Ils furent passablement décontenancés et, après une courte délibération, ils s’engouffrèrent à la file dans le capot d’avant, croyant sans doute nous surprendre par-derrière. Mais à la vue de Redruth qui les attendait dans la coursive, ils virèrent de bord aussitôt, et une tête émergea sur le pont.

— À bas, chien ! cria le capitaine.

La tête disparut, et il ne fut plus question, pour un temps, de ces six poules mouillées de matelots.

Nous avions alors, jetant les objets au petit bonheur, chargé le canot autant que la prudence le permettait. Joyce et moi descendîmes par le sabord de retraite, et nous dirigeâmes de nouveau vers la terre, de toute la vitesse de nos avirons.

Ce second voyage intrigua fort les guetteurs de la côte. Lillibullero se tut derechef, et nous allions les perdre de vue derrière la petite pointe, quand l’un d’eux sauta à terre et disparut.

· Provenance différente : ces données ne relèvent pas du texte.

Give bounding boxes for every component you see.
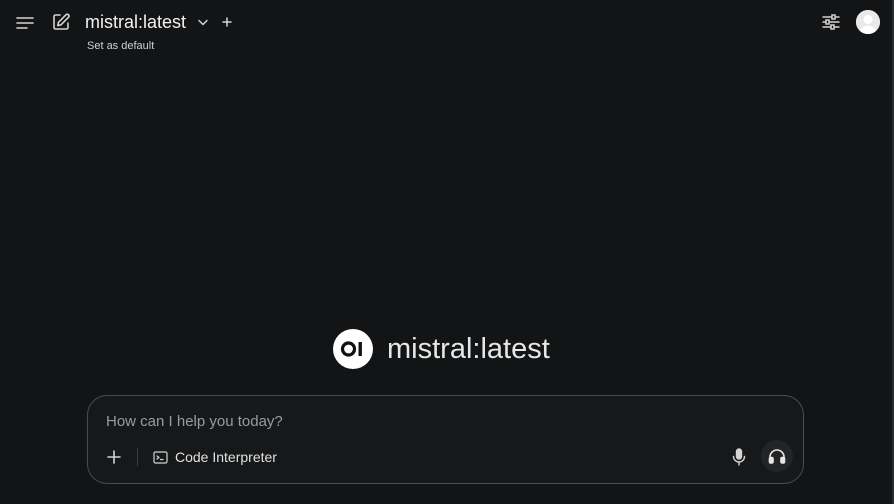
terminal-icon — [153, 450, 168, 464]
menu-button[interactable] — [12, 10, 38, 36]
hero-model-name: mistral:latest — [387, 333, 550, 365]
voice-mode-button[interactable] — [761, 440, 793, 472]
sliders-icon — [822, 14, 840, 30]
code-interpreter-label: Code Interpreter — [175, 449, 277, 465]
oi-logo-icon — [340, 341, 362, 357]
open-webui-logo — [333, 329, 373, 369]
microphone-icon — [732, 448, 746, 466]
new-chat-button[interactable] — [49, 10, 73, 34]
user-avatar-icon — [856, 10, 880, 34]
attach-button[interactable] — [104, 447, 124, 467]
user-avatar[interactable] — [856, 10, 880, 34]
set-as-default-link[interactable]: Set as default — [87, 39, 154, 53]
plus-icon — [222, 17, 232, 27]
message-input[interactable] — [106, 410, 766, 432]
chat-controls-button[interactable] — [820, 11, 842, 33]
toolbar-divider — [137, 448, 138, 466]
code-interpreter-toggle[interactable]: Code Interpreter — [153, 447, 277, 467]
model-dropdown-button[interactable] — [195, 14, 211, 30]
chevron-down-icon — [198, 19, 208, 26]
dictate-button[interactable] — [729, 447, 749, 467]
message-composer: Code Interpreter — [87, 395, 804, 484]
top-bar: mistral:latest Set as default — [0, 0, 892, 60]
pencil-square-icon — [53, 13, 70, 30]
chat-page: mistral:latest Set as default mistral:la… — [0, 0, 894, 504]
add-model-button[interactable] — [219, 14, 235, 30]
model-selector-title[interactable]: mistral:latest — [85, 11, 186, 33]
menu-icon — [16, 17, 34, 29]
plus-icon — [107, 450, 121, 464]
headphones-icon — [768, 449, 786, 464]
model-hero: mistral:latest — [333, 329, 550, 369]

Je fus tenté de modifier mon plan et de détruire leurs embarcations, mais Silver et les autres pouvaient être à portée, et je craignis de tout perdre en voulant trop en faire.

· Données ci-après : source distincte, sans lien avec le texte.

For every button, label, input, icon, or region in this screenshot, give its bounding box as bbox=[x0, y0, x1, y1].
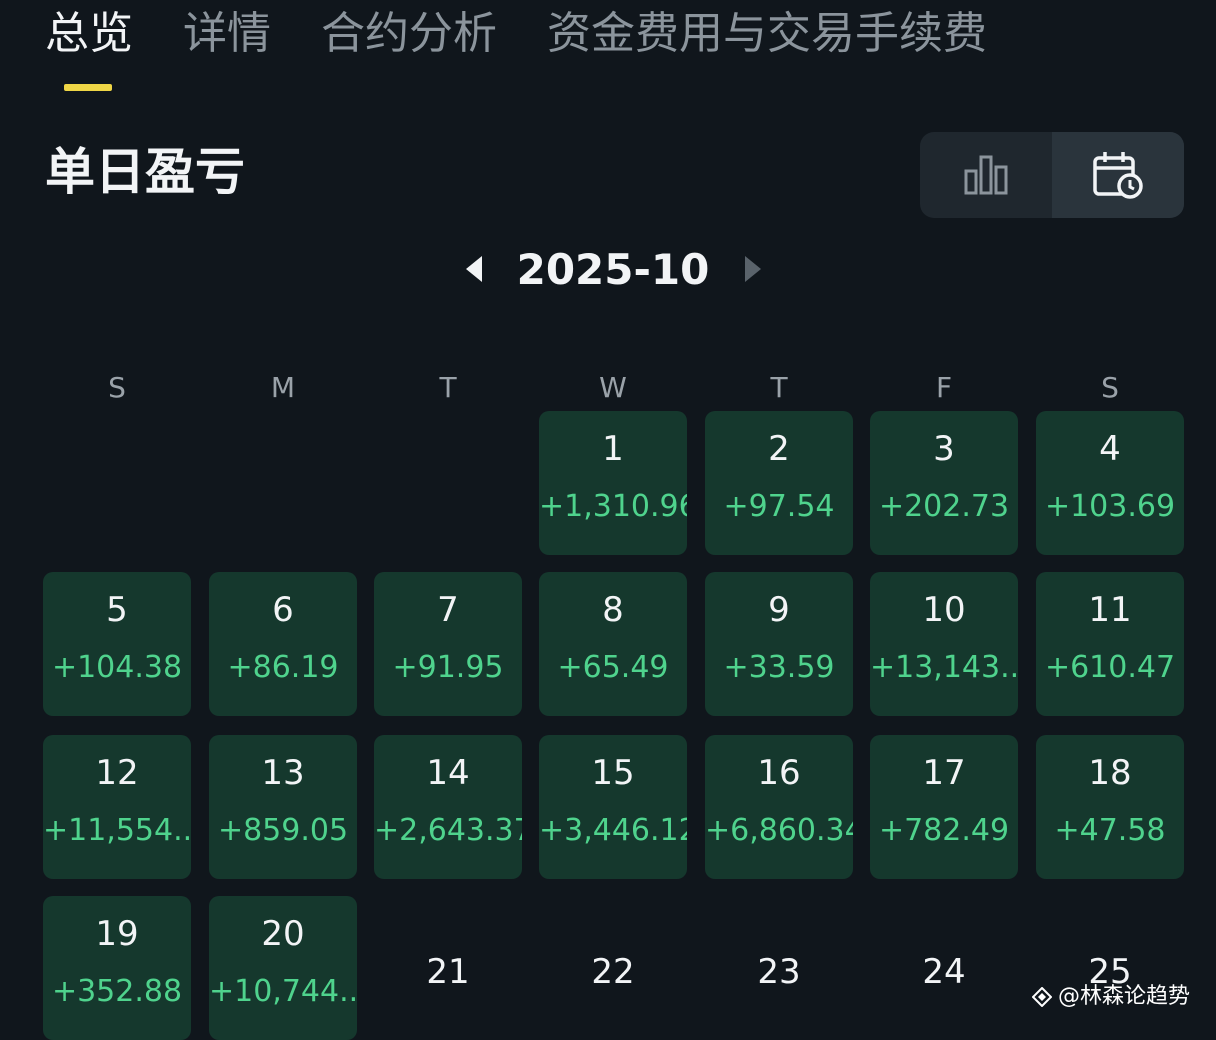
tab-details[interactable]: 详情 bbox=[183, 8, 271, 60]
day-number: 13 bbox=[261, 753, 305, 793]
day-number: 19 bbox=[95, 914, 139, 954]
calendar-day[interactable]: 14 +2,643.37 bbox=[374, 735, 522, 879]
weekday-label: W bbox=[599, 371, 627, 404]
day-pnl-value: +91.95 bbox=[392, 650, 504, 685]
day-number: 14 bbox=[426, 753, 470, 793]
bar-chart-view-button[interactable] bbox=[920, 132, 1052, 218]
weekday-label: S bbox=[1101, 371, 1119, 404]
weekday-label: T bbox=[770, 371, 788, 404]
section-title: 单日盈亏 bbox=[45, 143, 245, 201]
day-number: 5 bbox=[106, 590, 128, 630]
next-month-arrow-icon[interactable] bbox=[745, 256, 761, 282]
day-number: 24 bbox=[922, 952, 966, 992]
day-pnl-value: +104.38 bbox=[51, 650, 183, 685]
weekday-header: SMTWTFS bbox=[0, 368, 1216, 408]
diamond-logo-icon bbox=[1032, 987, 1052, 1007]
tab-contract-analysis[interactable]: 合约分析 bbox=[321, 8, 497, 60]
previous-month-arrow-icon[interactable] bbox=[466, 256, 482, 282]
calendar-icon bbox=[1093, 152, 1143, 199]
day-number: 15 bbox=[591, 753, 635, 793]
day-pnl-value: +352.88 bbox=[51, 974, 183, 1009]
view-toggle bbox=[920, 132, 1184, 218]
day-pnl-value: +103.69 bbox=[1044, 489, 1176, 524]
bar-chart-icon bbox=[964, 155, 1008, 195]
calendar-view-button[interactable] bbox=[1052, 132, 1184, 218]
month-navigator: 2025-10 bbox=[0, 242, 1216, 298]
watermark-text: @林森论趋势 bbox=[1058, 984, 1191, 1009]
calendar-day[interactable]: 11 +610.47 bbox=[1036, 572, 1184, 716]
calendar-day[interactable]: 7 +91.95 bbox=[374, 572, 522, 716]
month-label: 2025-10 bbox=[516, 245, 710, 294]
calendar-day[interactable]: 2 +97.54 bbox=[705, 411, 853, 555]
weekday-label: M bbox=[270, 371, 296, 404]
day-pnl-value: +11,554... bbox=[43, 813, 191, 848]
calendar-day[interactable]: 25 bbox=[1036, 896, 1184, 1040]
calendar-day[interactable]: 3 +202.73 bbox=[870, 411, 1018, 555]
day-number: 1 bbox=[602, 429, 624, 469]
day-number: 18 bbox=[1088, 753, 1132, 793]
calendar-day[interactable]: 20 +10,744... bbox=[209, 896, 357, 1040]
day-number: 23 bbox=[757, 952, 801, 992]
calendar-day[interactable]: 24 bbox=[870, 896, 1018, 1040]
day-number: 2 bbox=[768, 429, 790, 469]
day-number: 22 bbox=[591, 952, 635, 992]
day-number: 16 bbox=[757, 753, 801, 793]
day-number: 7 bbox=[437, 590, 459, 630]
day-number: 3 bbox=[933, 429, 955, 469]
day-pnl-value: +2,643.37 bbox=[374, 813, 522, 848]
day-number: 20 bbox=[261, 914, 305, 954]
day-pnl-value: +1,310.96 bbox=[539, 489, 687, 524]
tab-funding-fees[interactable]: 资金费用与交易手续费 bbox=[547, 8, 987, 60]
calendar-day[interactable]: 5 +104.38 bbox=[43, 572, 191, 716]
day-pnl-value: +610.47 bbox=[1044, 650, 1176, 685]
day-pnl-value: +859.05 bbox=[217, 813, 349, 848]
day-number: 17 bbox=[922, 753, 966, 793]
weekday-label: T bbox=[439, 371, 457, 404]
calendar-day[interactable]: 10 +13,143... bbox=[870, 572, 1018, 716]
calendar-day[interactable]: 16 +6,860.34 bbox=[705, 735, 853, 879]
day-pnl-value: +13,143... bbox=[870, 650, 1018, 685]
day-pnl-value: +3,446.12 bbox=[539, 813, 687, 848]
calendar-day[interactable]: 8 +65.49 bbox=[539, 572, 687, 716]
active-tab-indicator bbox=[64, 84, 112, 91]
calendar-day[interactable]: 18 +47.58 bbox=[1036, 735, 1184, 879]
day-number: 6 bbox=[272, 590, 294, 630]
day-number: 21 bbox=[426, 952, 470, 992]
day-pnl-value: +33.59 bbox=[723, 650, 835, 685]
calendar-day[interactable]: 19 +352.88 bbox=[43, 896, 191, 1040]
weekday-label: F bbox=[935, 371, 953, 404]
calendar-day[interactable]: 6 +86.19 bbox=[209, 572, 357, 716]
day-pnl-value: +202.73 bbox=[878, 489, 1010, 524]
calendar-day[interactable]: 13 +859.05 bbox=[209, 735, 357, 879]
day-number: 4 bbox=[1099, 429, 1121, 469]
calendar-day[interactable]: 22 bbox=[539, 896, 687, 1040]
day-number: 10 bbox=[922, 590, 966, 630]
weekday-label: S bbox=[108, 371, 126, 404]
watermark: @林森论趋势 bbox=[1032, 982, 1190, 1012]
calendar-day[interactable]: 21 bbox=[374, 896, 522, 1040]
calendar-day[interactable]: 23 bbox=[705, 896, 853, 1040]
calendar-day[interactable]: 9 +33.59 bbox=[705, 572, 853, 716]
day-pnl-value: +10,744... bbox=[209, 974, 357, 1009]
day-pnl-value: +97.54 bbox=[723, 489, 835, 524]
tab-overview[interactable]: 总览 bbox=[45, 8, 133, 60]
calendar-day[interactable]: 12 +11,554... bbox=[43, 735, 191, 879]
day-pnl-value: +86.19 bbox=[227, 650, 339, 685]
day-pnl-value: +782.49 bbox=[878, 813, 1010, 848]
day-pnl-value: +6,860.34 bbox=[705, 813, 853, 848]
day-pnl-value: +65.49 bbox=[557, 650, 669, 685]
calendar-day[interactable]: 15 +3,446.12 bbox=[539, 735, 687, 879]
day-number: 12 bbox=[95, 753, 139, 793]
day-number: 9 bbox=[768, 590, 790, 630]
day-number: 8 bbox=[602, 590, 624, 630]
day-number: 11 bbox=[1088, 590, 1132, 630]
calendar-day[interactable]: 1 +1,310.96 bbox=[539, 411, 687, 555]
calendar-day[interactable]: 17 +782.49 bbox=[870, 735, 1018, 879]
tab-bar: 总览 详情 合约分析 资金费用与交易手续费 bbox=[45, 8, 987, 60]
day-pnl-value: +47.58 bbox=[1054, 813, 1166, 848]
calendar-day[interactable]: 4 +103.69 bbox=[1036, 411, 1184, 555]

Ayant pris terre à la même place que précédemment, nous nous mîmes en devoir de ravitailler le blockhaus. Nous fîmes le premier voyage à nous trois, lourdement chargés, et lançâmes nos provisions par-dessus la palissade. Puis, laissant Joyce pour les garder — un seul homme, à vrai dire, mais pourvu d’une demi-douzaine de mousquets — Hunter et moi retournâmes au petit canot prendre un nouveau chargement. Nous continuâmes ainsi sans nous arrêter pour souffler, jusqu’à ce que la cargaison fût en place ; alors les deux valets prirent position dans le blockhaus, tandis que je ramais de toutes mes forces vers l’Hispaniola.

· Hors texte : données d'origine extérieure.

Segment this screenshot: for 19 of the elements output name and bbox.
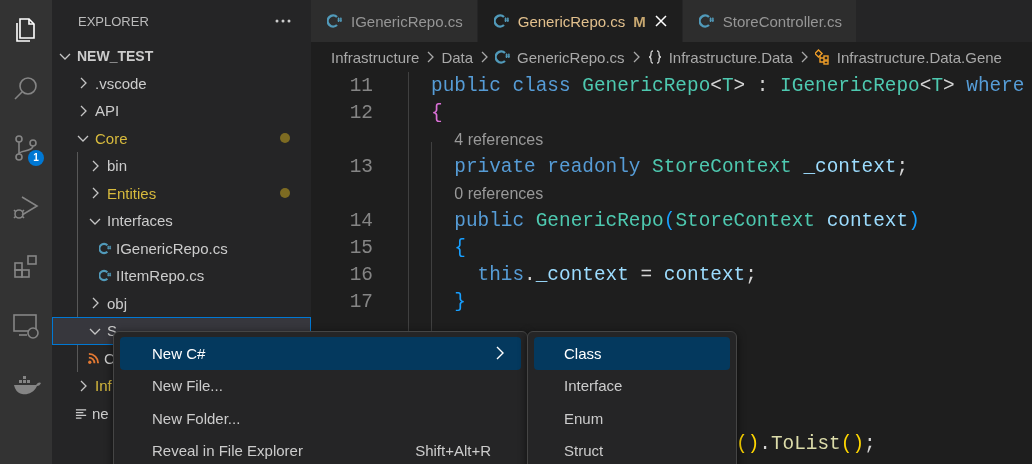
line-number: 16 (348, 263, 373, 286)
sidebar-title: EXPLORER (78, 13, 149, 29)
line-number: 12 (348, 101, 373, 124)
code-line: ().ToList(); (736, 432, 876, 455)
modified-indicator: M (633, 12, 646, 30)
code-line: { (453, 236, 466, 259)
code-line: { (431, 101, 443, 124)
code-line: private readonly StoreContext _context; (453, 155, 909, 178)
line-number: 13 (348, 155, 373, 178)
line-number: 15 (348, 236, 373, 259)
keyboard-shortcut: Shift+Alt+R (415, 442, 491, 460)
line-number: 14 (348, 209, 373, 232)
line-number: 11 (348, 74, 373, 97)
code-line: public GenericRepo(StoreContext context) (453, 209, 920, 232)
count-badge: 1 (28, 150, 44, 166)
code-line: this._context = context; (476, 263, 757, 286)
code-line: public class GenericRepo<T> : IGenericRepo<T> where (431, 74, 1025, 97)
code-line: } (453, 290, 466, 313)
line-number: 17 (348, 290, 373, 313)
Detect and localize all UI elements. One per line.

Que nous ayons risqué de charger une seconde fois le canot, cela paraît plus audacieux que ce ne l’était réellement. À coup sûr, nos adversaires avaient l’avantage du nombre, mais il nous restait celui des armes. Pas un des hommes à terre n’avait un mousquet, et, avant qu’ils pussent arriver à portée pour leurs pistolets, nous nous flattions de pouvoir régler leur compte à une bonne demi-douzaine d’entre eux.

Le chevalier, complètement remis de sa faiblesse, m’attendait au sabord de retraite. Il saisit notre aussière, qu’il amarra, et nous nous mîmes à charger l’embarcation à toute vitesse. Lard, poudre et biscuit formèrent la cargaison, avec un seul mousquet et un coutelas par personne, pour le chevalier et moi, Redruth et le capitaine. Le reste des armes et de la poudre fut jeté à la mer par deux brasses et demie d’eau, si bien que nous pouvions voir au-dessous de nous l’acier briller au soleil sur le fond de sable fin.

À ce moment la marée commençait à baisser, et le navire venait à l’appel de son ancre. On entendait des voix lointaines se héler dans la direction des deux yoles ; et tout en nous rassurant à l’égard de Joyce et Hunter, qui étaient plus à l’est, cette circonstance nous fit hâter notre départ.

Redruth abandonna son poste de la coursive et sauta dans le canot, que nous menâmes vers l’arrière du pont, pour la commodité du capitaine Smollett. Celui-ci éleva la voix :

— Holà, les hommes, m’entendez-vous ? Pas de réponse du gaillard d’avant.

— C’est à vous, Abraham Gray, c’est à vous que je m’adresse.

Toujours pas de réponse.

— Gray, reprit M. Smollett en haussant le ton, je quitte ce navire, et je vous ordonne de suivre votre capitaine. Je sais qu’au fond vous êtes un brave garçon, et je crois bien qu’aucun de votre bande n’est aussi mauvais qu’il veut le paraître. J’ai ma montre en main : je vous donne trente secondes pour me rejoindre.

Il y eut un silence.

— Allons, mon ami, continua le capitaine, ne soyez pas si lent à virer. Je risque à chaque seconde ma vie et celle de ces bons messieurs.

Il y eut une soudaine ruée, un bruit de lutte, et Abraham Gray, s’élançant au-dehors avec une balafre le long de la joue, courut à son capitaine, comme un chien qu’on siffle. Il lui dit :

— Je suis avec vous, monsieur !

Un instant plus tard, lui et le capitaine avaient sauté à bord du canot, et nous poussâmes au large.

Nous avions quitté le navire, mais nous n’étions pas encore à terre dans notre palanque.